De nombreux historiens s’accordent à mettre en évidence le recul des lois fixées par une entité supérieure. Ils la datent de la Révolution française et de la destitution du roi, qui se justifiait du droit divin. Mais le Nom-du-Père a la vie dure. En témoigne ce qui se produit dans le monde du travail.

À l’époque du capitalisme historique, certaines entreprises, dont la plus fameuse est Michelin, adoptent un véritable paternalisme industriel : clinique Michelin, école Michelin, cité Michelin, coopérative Michelin, association sportive Michelin. Ce qui ressemble à un système familialiste bien-pensant n’en recouvre pas moins un autoritarisme très dur et des conditions de travail réglées par le contremaître, que restitue le témoignage de Simone Weil[1]. Toutefois, le lien social est préservé dans les entreprises, par le biais des syndicats qui s’organisent, et dans les cités ouvrières, grâce à leurs multiples activités.

Vers un capitalisme woke

La donne change avec la financiarisation de l’économie. Dans les années 1980, la « gestion des ressources humaines » remplace les « services du personnel » – en assimilant les travailleurs à une simple composante chiffrable ; elle forclôt le sujet. Le signifiant réduit au chiffre exclut toute possibilité de discours, produisant ce qu’il est convenu aujourd’hui d’appeler une « perte de sens ». La « culture » de l’entreprise se charge de fournir des idéaux susceptibles de fédérer le groupe. Après la célébration du changement (1970), de l’excellence (1980), de la qualité (1990), la responsabilité – citoyenne ou écologique – fait florès au cours des années 2000. En cela, l’entreprise devient un parangon de morale – autant dire une forme du surmoi.

Depuis quelques années, les préoccupations woke dédiées à lutter contre toutes les formes de domination pénètrent à leur tour dans les entreprises. L’obsession identitaire se traduit par le fait que de grands groupes mettent systématiquement en avant « la photo d’un de leurs (rares) salariés de couleur »[2], proposent des formations pour apprendre « à se comporter comme des personnes ‟moins blanches” »[3], mettent leur logo aux couleurs arc-en-ciel du drapeau LGBT, etc.

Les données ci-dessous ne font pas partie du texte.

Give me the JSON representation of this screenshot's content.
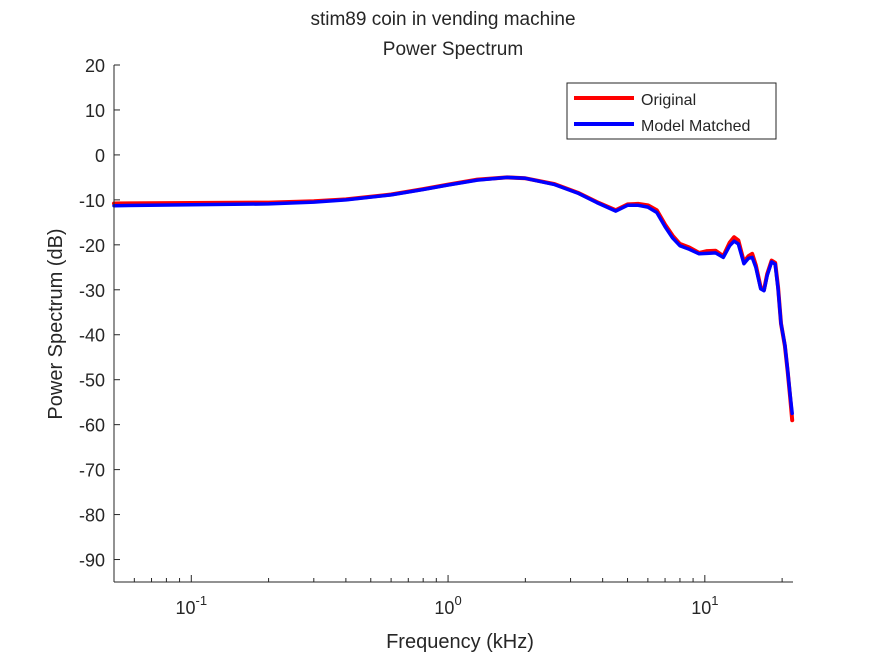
{
  "chart_data": {
    "type": "line",
    "title": [
      "stim89 coin in vending machine",
      "Power Spectrum"
    ],
    "xlabel": "Frequency (kHz)",
    "ylabel": "Power Spectrum (dB)",
    "xscale": "log",
    "xlim": [
      0.05,
      22.05
    ],
    "ylim": [
      -95,
      20
    ],
    "x_ticks": [
      0.1,
      1,
      10
    ],
    "x_tick_labels": [
      {
        "base": "10",
        "exp": "-1"
      },
      {
        "base": "10",
        "exp": "0"
      },
      {
        "base": "10",
        "exp": "1"
      }
    ],
    "y_ticks": [
      20,
      10,
      0,
      -10,
      -20,
      -30,
      -40,
      -50,
      -60,
      -70,
      -80,
      -90
    ],
    "y_tick_labels": [
      "20",
      "10",
      "0",
      "-10",
      "-20",
      "-30",
      "-40",
      "-50",
      "-60",
      "-70",
      "-80",
      "-90"
    ],
    "grid": false,
    "legend_position": "top-right",
    "series": [
      {
        "name": "Original",
        "color": "#ff0000",
        "x": [
          0.05,
          0.1,
          0.2,
          0.3,
          0.4,
          0.6,
          0.8,
          1.0,
          1.3,
          1.7,
          2.0,
          2.6,
          3.2,
          3.8,
          4.5,
          5.0,
          5.5,
          6.0,
          6.5,
          7.0,
          7.5,
          8.0,
          8.7,
          9.5,
          10.2,
          11.0,
          11.8,
          12.5,
          13.0,
          13.5,
          14.2,
          14.8,
          15.3,
          15.8,
          16.5,
          17.0,
          17.5,
          18.2,
          18.8,
          19.3,
          19.8,
          20.5,
          21.0,
          21.5,
          21.9
        ],
        "y": [
          -10.8,
          -10.7,
          -10.6,
          -10.3,
          -9.9,
          -8.8,
          -7.6,
          -6.6,
          -5.5,
          -5.0,
          -5.2,
          -6.5,
          -8.4,
          -10.5,
          -12.3,
          -11.0,
          -10.9,
          -11.2,
          -12.3,
          -15.5,
          -18.0,
          -19.8,
          -20.6,
          -21.8,
          -21.4,
          -21.3,
          -22.5,
          -19.5,
          -18.3,
          -19.0,
          -23.8,
          -22.5,
          -22.0,
          -24.5,
          -29.5,
          -30.0,
          -26.5,
          -23.5,
          -24.0,
          -29.5,
          -37.5,
          -42.5,
          -48.0,
          -54.0,
          -59.0
        ]
      },
      {
        "name": "Model Matched",
        "color": "#0000ff",
        "x": [
          0.05,
          0.1,
          0.2,
          0.3,
          0.4,
          0.6,
          0.8,
          1.0,
          1.3,
          1.7,
          2.0,
          2.6,
          3.2,
          3.8,
          4.5,
          5.0,
          5.5,
          6.0,
          6.5,
          7.0,
          7.5,
          8.0,
          8.7,
          9.5,
          10.2,
          11.0,
          11.8,
          12.5,
          13.0,
          13.5,
          14.2,
          14.8,
          15.3,
          15.8,
          16.5,
          17.0,
          17.5,
          18.2,
          18.8,
          19.3,
          19.8,
          20.5,
          21.0,
          21.5,
          21.9
        ],
        "y": [
          -11.3,
          -11.1,
          -10.9,
          -10.5,
          -10.0,
          -8.9,
          -7.7,
          -6.7,
          -5.6,
          -5.0,
          -5.2,
          -6.6,
          -8.5,
          -10.6,
          -12.5,
          -11.2,
          -11.2,
          -11.6,
          -12.8,
          -16.0,
          -18.5,
          -20.2,
          -21.0,
          -22.0,
          -21.9,
          -21.8,
          -22.8,
          -20.2,
          -19.2,
          -19.8,
          -24.2,
          -23.0,
          -22.8,
          -25.0,
          -29.8,
          -30.2,
          -26.8,
          -23.8,
          -24.3,
          -29.8,
          -37.5,
          -42.3,
          -47.8,
          -53.5,
          -57.5
        ]
      }
    ]
  }
}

Les idéaux du Père laissent place aux « ressentis » supposés détenir la vérité du moi. Or, si les idéaux cimentent le groupe en permettant le partage d’identifications symboliques[4], les ressentis le fragmentent au contraire. Ils visent, au mieux, une reconnaissance imaginaire de l’identité lourde de ségrégation ; ils fabriquent, au pire, une solitude à plusieurs – celle des safe spaces – où accomplir sa tâche entre mêmes pour se protéger de la jouissance de l’Autre.

Du père au féminin

Le Père est déchu, et avec lui ses prescriptions pour tous. Le wokisme revendique des jouissances plurielles. La psychanalyse s’en oriente également depuis longtemps, à ceci près que pour elle, la « jouissance […] ne connaît […] aucune sociologie ou discrimination »[5]. N’avançons-nous pas vers une déclinaison au un par un, sur le modèle féminin ? « [N]ous entrons dans la grande époque de la féminisation du monde »[6]. Reste à inventer une autre forme de lien social pour l’entreprise, fondée non sur la domination, mais plus horizontale, en réseaux. C’est le travail de chaque Un…

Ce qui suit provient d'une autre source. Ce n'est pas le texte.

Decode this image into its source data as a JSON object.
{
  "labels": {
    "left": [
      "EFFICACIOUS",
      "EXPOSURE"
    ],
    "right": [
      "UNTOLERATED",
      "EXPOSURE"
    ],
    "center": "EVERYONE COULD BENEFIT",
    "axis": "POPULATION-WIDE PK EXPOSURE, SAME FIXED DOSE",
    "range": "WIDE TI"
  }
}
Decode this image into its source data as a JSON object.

[1] Cf. Weil S., La condition ouvrière, Paris, Gallimard, 1953.
[2] De Guigné A., Le capitalisme woke. Quand l’entreprise dit le bien et le mal, Paris, Presses de la cité, 2022, p. 41.
[3] Ibid., p. 48.
[4] Cf. Freud S., Totem et tabou, Paris, Folio, 2014.
[5] Assef J., Leblanc V., Miller-Rose È. & al., « Le woke face à la psychanalyse », La Cause du désir, n°112, novembre 2022, p. 46.
[6] Miller J.-A., « L’orientation lacanienne. Les us du laps », enseignement prononcé dans le cadre du département de psychanalyse de l’université Paris 8, cours du 26 janvier 2000, inédit.